The trampoline is a death contraption. Just look at it: spindly steel legs hold up a set of old-timey springs that tug at a thin, stretchy patch of fabric, forming an intentionally unstable surface for children to jump on, bouncing their little bodies to unnatural heights. Its elasticity promises safe landings if you come down just right, but that’s not always the case. So I get nervous watching my cousin fail a butt-to-front-flip, competing to stick the most audacious trick. At barbecues like this I stick with the adults, focusing on the smell of grilled burgers and fresh-mown grass, but when my 13-year-old brother climbs up there, I feel my chest tighten.
About 100,000 trampoline users land in the emergency room each year, and the American Academy of Pediatrics discourages trampolines at home. Even manufacturers like Skywalker Trampolines warn us: “DO NOT let more than one person inside the trampoline enclosure at the same time” and “DO NOT attempt or allow somersaults (flips).” Still, Americans buy half a million trampolines annually. They’re so prevalent in the Intermountain West, Barstool Sports once highlighted satellite images of neighborhoods along the Wasatch Front dotted with the distinctive black circles, like swimming pools in Hollywood. I can’t help wondering why.

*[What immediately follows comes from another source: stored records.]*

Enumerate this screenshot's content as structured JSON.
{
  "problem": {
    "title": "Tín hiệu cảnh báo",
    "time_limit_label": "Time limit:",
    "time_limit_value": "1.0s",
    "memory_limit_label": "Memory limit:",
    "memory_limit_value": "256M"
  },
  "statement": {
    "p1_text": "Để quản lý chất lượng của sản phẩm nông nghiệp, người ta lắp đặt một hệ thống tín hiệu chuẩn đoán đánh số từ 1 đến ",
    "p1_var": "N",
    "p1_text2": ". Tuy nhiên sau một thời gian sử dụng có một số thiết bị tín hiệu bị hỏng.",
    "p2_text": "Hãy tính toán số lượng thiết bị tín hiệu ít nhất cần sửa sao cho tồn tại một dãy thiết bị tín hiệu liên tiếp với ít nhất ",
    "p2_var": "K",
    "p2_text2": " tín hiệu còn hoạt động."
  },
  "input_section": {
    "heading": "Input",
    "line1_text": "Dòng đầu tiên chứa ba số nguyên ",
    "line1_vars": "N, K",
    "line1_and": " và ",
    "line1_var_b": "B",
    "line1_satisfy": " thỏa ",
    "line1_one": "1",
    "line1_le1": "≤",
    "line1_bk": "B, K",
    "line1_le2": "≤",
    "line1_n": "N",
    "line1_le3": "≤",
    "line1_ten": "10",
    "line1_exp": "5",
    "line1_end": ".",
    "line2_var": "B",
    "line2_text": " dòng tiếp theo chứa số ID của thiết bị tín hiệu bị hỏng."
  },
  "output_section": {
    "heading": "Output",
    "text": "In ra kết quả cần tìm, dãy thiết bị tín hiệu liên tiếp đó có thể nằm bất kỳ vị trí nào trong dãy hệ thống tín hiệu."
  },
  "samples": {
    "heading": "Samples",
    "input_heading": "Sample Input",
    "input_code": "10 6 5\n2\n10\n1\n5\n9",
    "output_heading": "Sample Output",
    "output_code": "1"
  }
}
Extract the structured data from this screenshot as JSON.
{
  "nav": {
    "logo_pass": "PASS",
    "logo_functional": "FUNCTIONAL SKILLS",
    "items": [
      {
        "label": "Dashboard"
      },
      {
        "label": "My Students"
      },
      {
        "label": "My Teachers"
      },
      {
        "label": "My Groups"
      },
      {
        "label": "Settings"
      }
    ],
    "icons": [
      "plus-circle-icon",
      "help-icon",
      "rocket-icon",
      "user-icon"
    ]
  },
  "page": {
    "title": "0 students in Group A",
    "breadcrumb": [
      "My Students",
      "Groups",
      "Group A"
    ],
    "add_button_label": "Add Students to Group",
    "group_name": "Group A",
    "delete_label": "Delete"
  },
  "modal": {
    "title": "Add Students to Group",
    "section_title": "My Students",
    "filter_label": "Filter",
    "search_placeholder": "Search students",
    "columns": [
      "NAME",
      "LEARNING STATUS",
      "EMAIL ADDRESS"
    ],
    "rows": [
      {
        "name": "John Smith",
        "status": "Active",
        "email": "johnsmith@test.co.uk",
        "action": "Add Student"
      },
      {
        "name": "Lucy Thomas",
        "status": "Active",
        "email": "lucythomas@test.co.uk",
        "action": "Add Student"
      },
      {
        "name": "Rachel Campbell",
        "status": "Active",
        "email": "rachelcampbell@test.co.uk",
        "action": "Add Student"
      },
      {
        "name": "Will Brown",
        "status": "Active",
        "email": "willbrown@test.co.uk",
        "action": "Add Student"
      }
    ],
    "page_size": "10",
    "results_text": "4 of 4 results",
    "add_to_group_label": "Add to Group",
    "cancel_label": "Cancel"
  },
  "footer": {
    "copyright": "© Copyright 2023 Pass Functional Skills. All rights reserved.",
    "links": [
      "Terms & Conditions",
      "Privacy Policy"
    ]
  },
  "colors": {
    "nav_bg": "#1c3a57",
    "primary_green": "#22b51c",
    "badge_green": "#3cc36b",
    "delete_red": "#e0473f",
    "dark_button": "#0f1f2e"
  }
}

My brother hops, warming up, but he doesn’t remember a scene from our past the way I do. I was eight years old, keeping an eye on him. He was three. The neighbors’ trampoline seemed safe until an older kid landed hard, launching my brother into the air like a ragdoll. Helpless, I watched his body arc above the fence-line and drop onto the grass, where his leg crumpled beneath him. I carried him home. Later, X-rays showed a break below his knee, close enough that we feared permanent damage. He got a cast, which I signed, and made a full recovery. That’s not the part that’s stuck in my mind.
Ready to go, he jumps defiantly higher and higher into the air, leaving me rooted to the ground. He’s always been fearless, putting out candles with his fingers and riding down stairwells in cardboard boxes, and I’ve always felt responsible for tapping his brakes. He doesn’t think about rules or statistics as he whips himself into a crazy series of front- and back-flips, but I can’t help catching my breath. When he lands upright to a huge cheer from all the other kids, a relieved smile returns to my face. It can’t be helped. I keep my worries to myself.
Eventually, I take my turn. With each bounce, the world shrinks below me and a pit sinks into my stomach, but a giddy, weightless feeling rises in my chest and I can’t stop grinning. Each jump catapults me further into the unknown but makes me feel more alive. Maybe safety isn’t the answer. Life is precious because we die. The beauty of falling in love is that we do it knowing the heartbreak we’ll likely suffer, sooner or later. Because it’s worth doing. I know the risks. I jump anyway. High in the air, I tuck my knees to my chest, lean into the flip, and let go.